9. Exploiting Your Relationships and Joint Ventures
During negotiations between Westinghouse Electric and a Chinese state-owned nuclear power company, the companies began to cooperate more closely, and the Chinese partner “stole from Westinghouse’s computers, among other things, proprietary and confidential technical and design specifications for pipes, pipe supports, and pipe routing within the nuclear power plants that Westinghouse was contracted to build, as well as internal Westinghouse communications concerning the company’s strategy for doing business,” according to the Wang Dong Indictment.
For all relationships with partners doing business outside the United States, local lawyers will be essential to guide the transaction. Equally as important is limiting access to trade secrets and IP not part of the transactions.
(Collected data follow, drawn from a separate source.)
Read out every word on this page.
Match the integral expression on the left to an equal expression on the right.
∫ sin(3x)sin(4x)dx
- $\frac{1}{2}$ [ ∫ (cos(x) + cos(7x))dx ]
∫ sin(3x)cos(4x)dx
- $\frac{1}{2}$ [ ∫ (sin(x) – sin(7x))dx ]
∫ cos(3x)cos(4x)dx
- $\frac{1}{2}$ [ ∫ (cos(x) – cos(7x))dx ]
That may mean limiting access to facilities and systems where such information is housed, and having strict rules ironed out about who gets access to what information. If cloud-based collaboration tools are used to work on the partnership, more strict rules about what can and cannot be stored and shared in such environments is essential.
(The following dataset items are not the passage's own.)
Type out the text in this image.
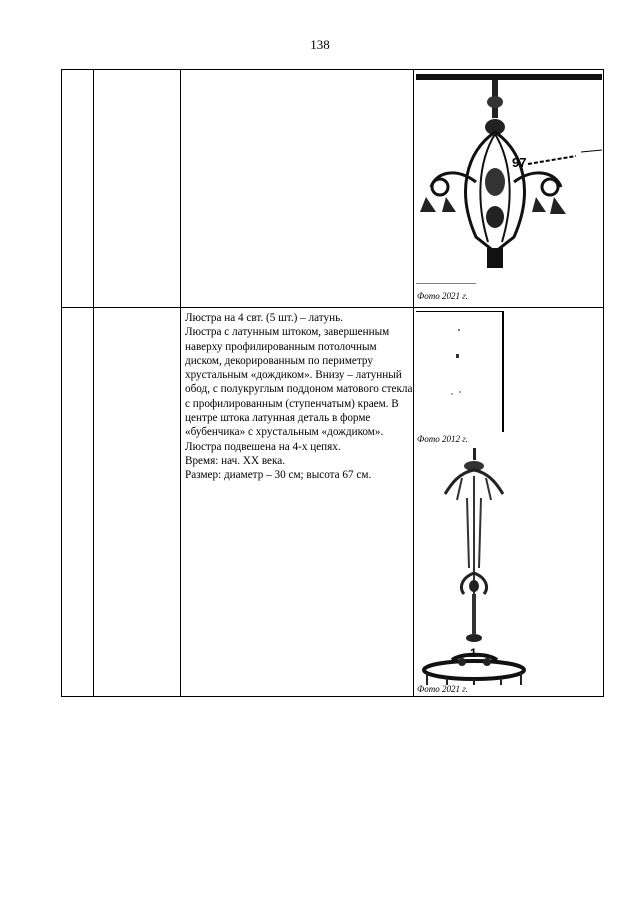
138
97
Фото 2021 г.

Люстра на 4 свт. (5 шт.) – латунь.

Люстра с латунным штоком, завершенным наверху профилированным потолочным диском, декорированным по периметру хрустальным «дождиком». Внизу – латунный обод, с полукруглым поддоном матового стекла с профилированным (ступенчатым) краем. В центре штока латунная деталь в форме «бубенчика» с хрустальным «дождиком». Люстра подвешена на 4-х цепях.

Время: нач. XX века.

Размер: диаметр – 30 см; высота 67 см.

Фото 2012 г.
1
Фото 2021 г.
Make sure that your IP stays in the United States if possible. If you must bring your IP, make sure there are agreements in place for every eventuality, understanding that such measures still may not be enough protection. Perhaps more importantly is the need to control access to your information and to limit the number of people that have access.
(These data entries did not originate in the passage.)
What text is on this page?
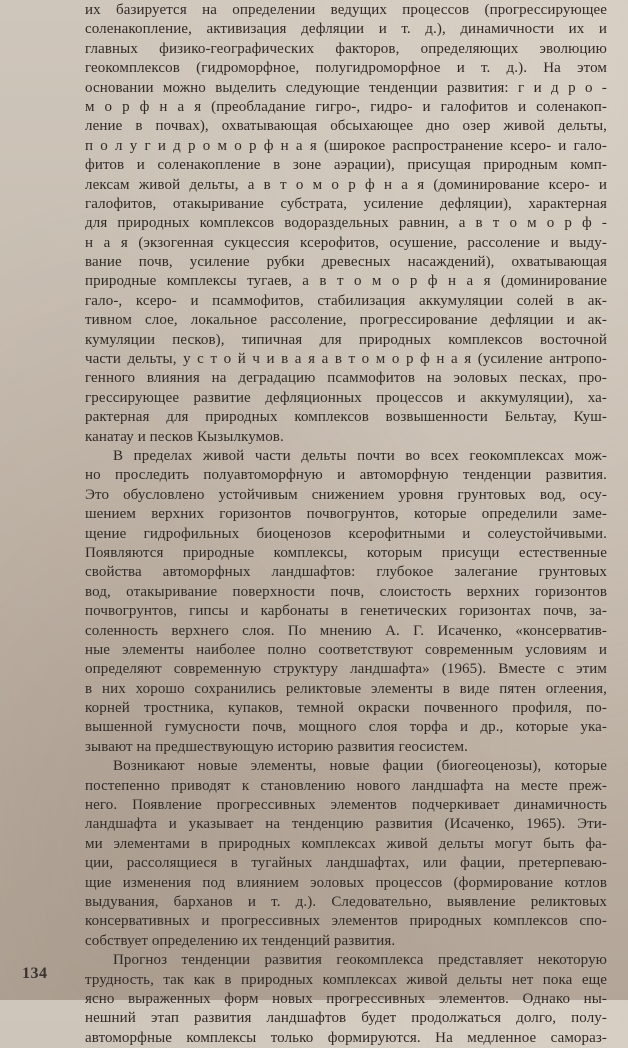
их базируется на определении ведущих процессов (прогрессирующее
соленакопление, активизация дефляции и т. д.), динамичности их и
главных физико-географических факторов, определяющих эволюцию
геокомплексов (гидроморфное, полугидроморфное и т. д.). На этом
основании можно выделить следующие тенденции развития: г и д р о -
м о р ф н а я (преобладание гигро-, гидро- и галофитов и соленакоп-
ление в почвах), охватывающая обсыхающее дно озер живой дельты,
п о л у г и д р о м о р ф н а я (широкое распространение ксеро- и гало-
фитов и соленакопление в зоне аэрации), присущая природным комп-
лексам живой дельты, а в т о м о р ф н а я (доминирование ксеро- и
галофитов, отакыривание субстрата, усиление дефляции), характерная
для природных комплексов водораздельных равнин, а в т о м о р ф -
н а я (экзогенная сукцессия ксерофитов, осушение, рассоление и выду-
вание почв, усиление рубки древесных насаждений), охватывающая
природные комплексы тугаев, а в т о м о р ф н а я (доминирование
гало-, ксеро- и псаммофитов, стабилизация аккумуляции солей в ак-
тивном слое, локальное рассоление, прогрессирование дефляции и ак-
кумуляции песков), типичная для природных комплексов восточной
части дельты, у с т о й ч и в а я а в т о м о р ф н а я (усиление антропо-
генного влияния на деградацию псаммофитов на эоловых песках, про-
грессирующее развитие дефляционных процессов и аккумуляции), ха-
рактерная для природных комплексов возвышенности Бельтау, Куш-
канатау и песков Кызылкумов.
В пределах живой части дельты почти во всех геокомплексах мож-
но проследить полуавтоморфную и автоморфную тенденции развития.
Это обусловлено устойчивым снижением уровня грунтовых вод, осу-
шением верхних горизонтов почвогрунтов, которые определили заме-
щение гидрофильных биоценозов ксерофитными и солеустойчивыми.
Появляются природные комплексы, которым присущи естественные
свойства автоморфных ландшафтов: глубокое залегание грунтовых
вод, отакыривание поверхности почв, слоистость верхних горизонтов
почвогрунтов, гипсы и карбонаты в генетических горизонтах почв, за-
соленность верхнего слоя. По мнению А. Г. Исаченко, «консерватив-
ные элементы наиболее полно соответствуют современным условиям и
определяют современную структуру ландшафта» (1965). Вместе с этим
в них хорошо сохранились реликтовые элементы в виде пятен оглеения,
корней тростника, купаков, темной окраски почвенного профиля, по-
вышенной гумусности почв, мощного слоя торфа и др., которые ука-
зывают на предшествующую историю развития геосистем.
Возникают новые элементы, новые фации (биогеоценозы), которые
постепенно приводят к становлению нового ландшафта на месте преж-
него. Появление прогрессивных элементов подчеркивает динамичность
ландшафта и указывает на тенденцию развития (Исаченко, 1965). Эти-
ми элементами в природных комплексах живой дельты могут быть фа-
ции, рассолящиеся в тугайных ландшафтах, или фации, претерпеваю-
щие изменения под влиянием эоловых процессов (формирование котлов
выдувания, барханов и т. д.). Следовательно, выявление реликтовых
консервативных и прогрессивных элементов природных комплексов спо-
собствует определению их тенденций развития.
Прогноз тенденции развития геокомплекса представляет некоторую
трудность, так как в природных комплексах живой дельты нет пока еще
ясно выраженных форм новых прогрессивных элементов. Однако ны-
нешний этап развития ландшафтов будет продолжаться долго, полу-
автоморфные комплексы только формируются. На медленное самораз-
134
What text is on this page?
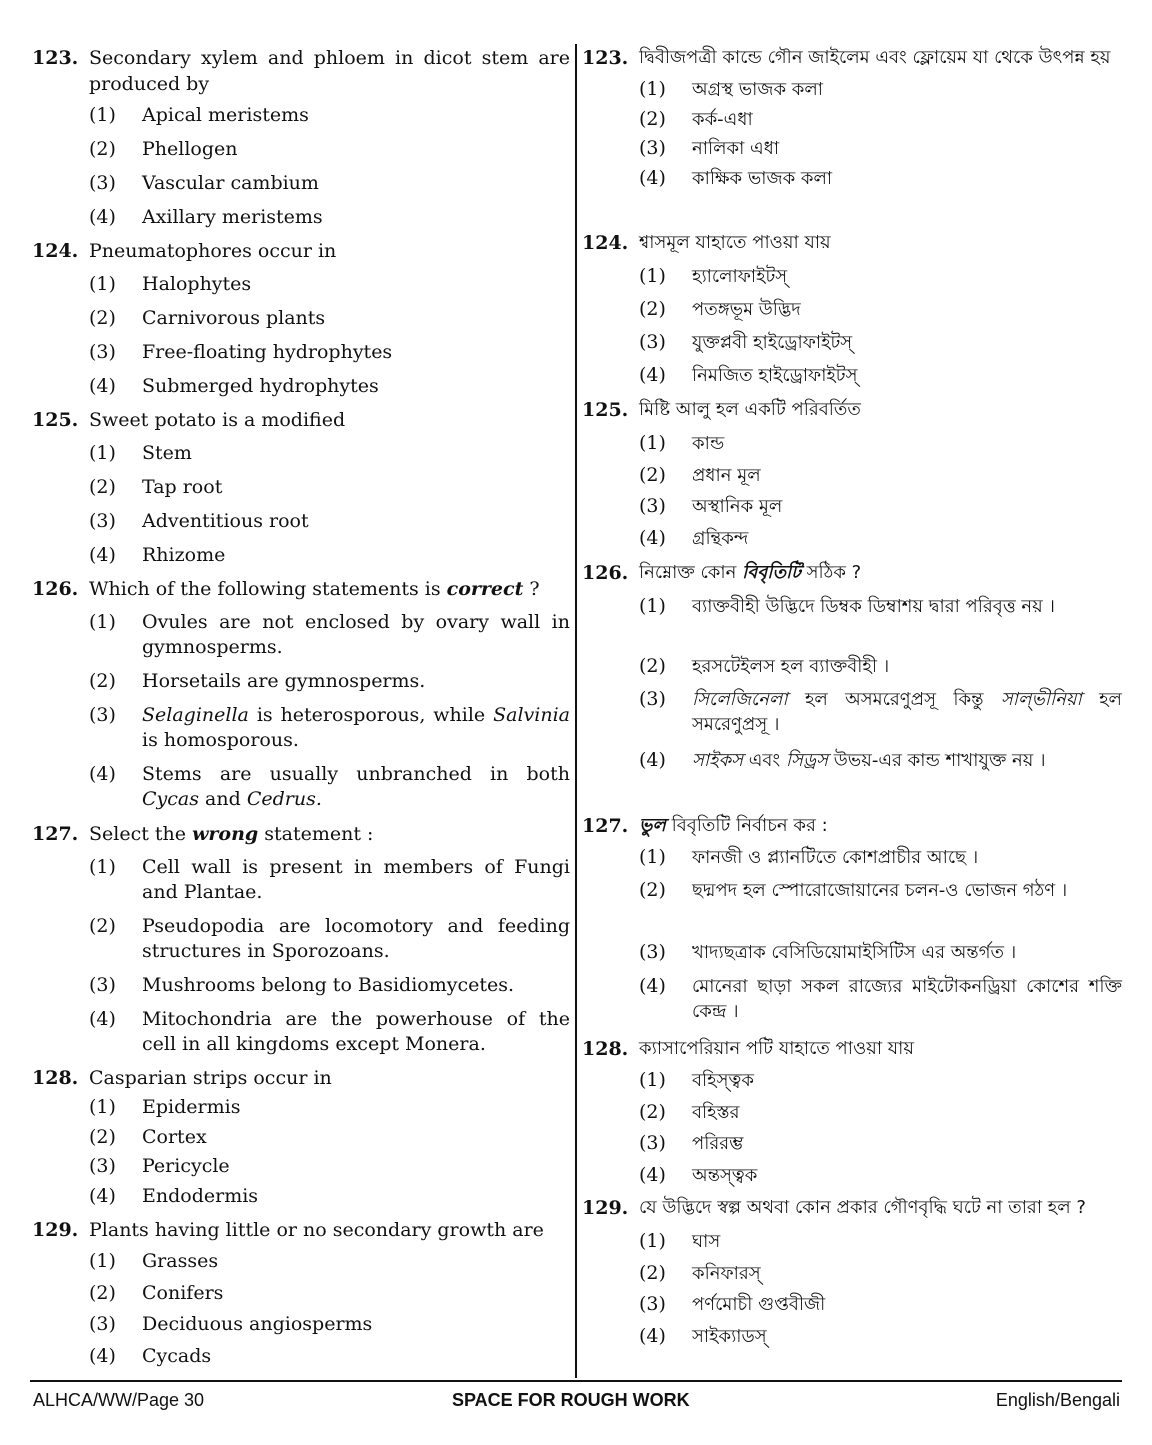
123. Secondary xylem and phloem in dicot stem are produced by
(1)	Apical meristems
(2)	Phellogen
(3)	Vascular cambium
(4)	Axillary meristems
124. Pneumatophores occur in
(1)	Halophytes
(2)	Carnivorous plants
(3)	Free-floating hydrophytes
(4)	Submerged hydrophytes
125. Sweet potato is a modified
(1)	Stem
(2)	Tap root
(3)	Adventitious root
(4)	Rhizome
126. Which of the following statements is correct ?
(1)	Ovules are not enclosed by ovary wall in gymnosperms.
(2)	Horsetails are gymnosperms.
(3)	Selaginella is heterosporous, while Salvinia is homosporous.
(4)	Stems are usually unbranched in both Cycas and Cedrus.
127. Select the wrong statement :
(1)	Cell wall is present in members of Fungi and Plantae.
(2)	Pseudopodia are locomotory and feeding structures in Sporozoans.
(3)	Mushrooms belong to Basidiomycetes.
(4)	Mitochondria are the powerhouse of the cell in all kingdoms except Monera.
128. Casparian strips occur in
(1)	Epidermis
(2)	Cortex
(3)	Pericycle
(4)	Endodermis
129. Plants having little or no secondary growth are
(1)	Grasses
(2)	Conifers
(3)	Deciduous angiosperms
(4)	Cycads
123. দ্বিবীজপত্রী কান্ডে গৌন জাইলেম এবং ফ্লোয়েম যা থেকে উৎপন্ন হয়
(1)	অগ্রস্থ ভাজক কলা
(2)	কর্ক-এধা
(3)	নালিকা এধা
(4)	কাক্ষিক ভাজক কলা
124. শ্বাসমূল যাহাতে পাওয়া যায়
(1)	হ্যালোফাইটস্
(2)	পতঙ্গভূম উদ্ভিদ
(3)	যুক্তপ্লবী হাইড্রোফাইটস্
(4)	নিমজিত হাইড্রোফাইটস্
125. মিষ্টি আলু হল একটি পরিবর্তিত
(1)	কান্ড
(2)	প্রধান মূল
(3)	অস্থানিক মূল
(4)	গ্রন্থিকন্দ
126. নিম্নোক্ত কোন বিবৃতিটি সঠিক ?
(1)	ব্যাক্তবীহী উদ্ভিদে ডিম্বক ডিম্বাশয় দ্বারা পরিবৃত্ত নয় ।
(2)	হরসটেইলস হল ব্যাক্তবীহী ।
(3)	সিলেজিনেলা হল অসমরেণুপ্রসূ কিন্তু সাল্ভীনিয়া হল সমরেণুপ্রসূ ।
(4)	সাইকস এবং সিড্রস উভয়-এর কান্ড শাখাযুক্ত নয় ।
127. ভুল বিবৃতিটি নির্বাচন কর :
(1)	ফানজী ও প্ল্যানটিতে কোশপ্রাচীর আছে ।
(2)	ছদ্মপদ হল স্পোরোজোয়ানের চলন-ও ভোজন গঠণ ।
(3)	খাদ্যছত্রাক বেসিডিয়োমাইসিটিস এর অন্তর্গত ।
(4)	মোনেরা ছাড়া সকল রাজ্যের মাইটোকনড্রিয়া কোশের শক্তি কেন্দ্র ।
128. ক্যাসাপেরিয়ান পটি যাহাতে পাওয়া যায়
(1)	বহিস্ত্বক
(2)	বহিস্তর
(3)	পরিরম্ভ
(4)	অন্তস্ত্বক
129. যে উদ্ভিদে স্বল্প অথবা কোন প্রকার গৌণবৃদ্ধি ঘটে না তারা হল ?
(1)	ঘাস
(2)	কনিফারস্
(3)	পর্ণমোচী গুপ্তবীজী
(4)	সাইক্যাডস্
ALHCA/WW/Page 30	SPACE FOR ROUGH WORK	English/Bengali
There have been many cases where a “partner” is manufacturing in China and uses the U.S. company’s molds or designs. If there is no agreement governing the molds or designs, and what happens when the relationship ends, then it is quite possible that the Chinese partner will retain the molds or designs and use the same for their own benefit. Even if you have an agreement governing what happens when the relationship is over, they may still steal your molds and designs to work against you.
10. They Are Getting Information from Your Workforce or Your Recruiter
IP is being stolen by competitors or foreign entities hiring operatives who may work at your business for years or even decades. Monitoring and auditing information transmissions and extreme vetting must be utilized to mitigate this risk.
Even more troubling is the recent revelation that the Chinese have begun U.S.-based recruitment and headhunting firms that appear perfectly legitimate, but really are placing “operatives” at U.S. businesses that have IP deemed strategically important to China. Further, according to the FBI, job advertisements are posted online by those intent on stealing IP to attract employees.
Economic espionage from abroad is a significant and growing concern. Cyber attacks are becoming more challenging to combat and, in conjunction with traditional physical stealing of trade secrets, poses a large existential threat to American businesses, the economy, and security.
In the United States, officials are pursuing an enhanced and comprehensive strategy to attempt to counter economic espionage and IP theft in general. Many agencies, including law enforcement, are focused on the problem, and it is a top priority for the FBI. In the end, however, self-help likely is U.S. companies most prudent avenue. In that regard, lawyers play a unique and important role: negotiator, risk manager, creative drafter, and hopefully not litigator. At about a billion dollars a day of U.S. IP theft, however, U.S. companies have much to lose, and they are continuing to lose.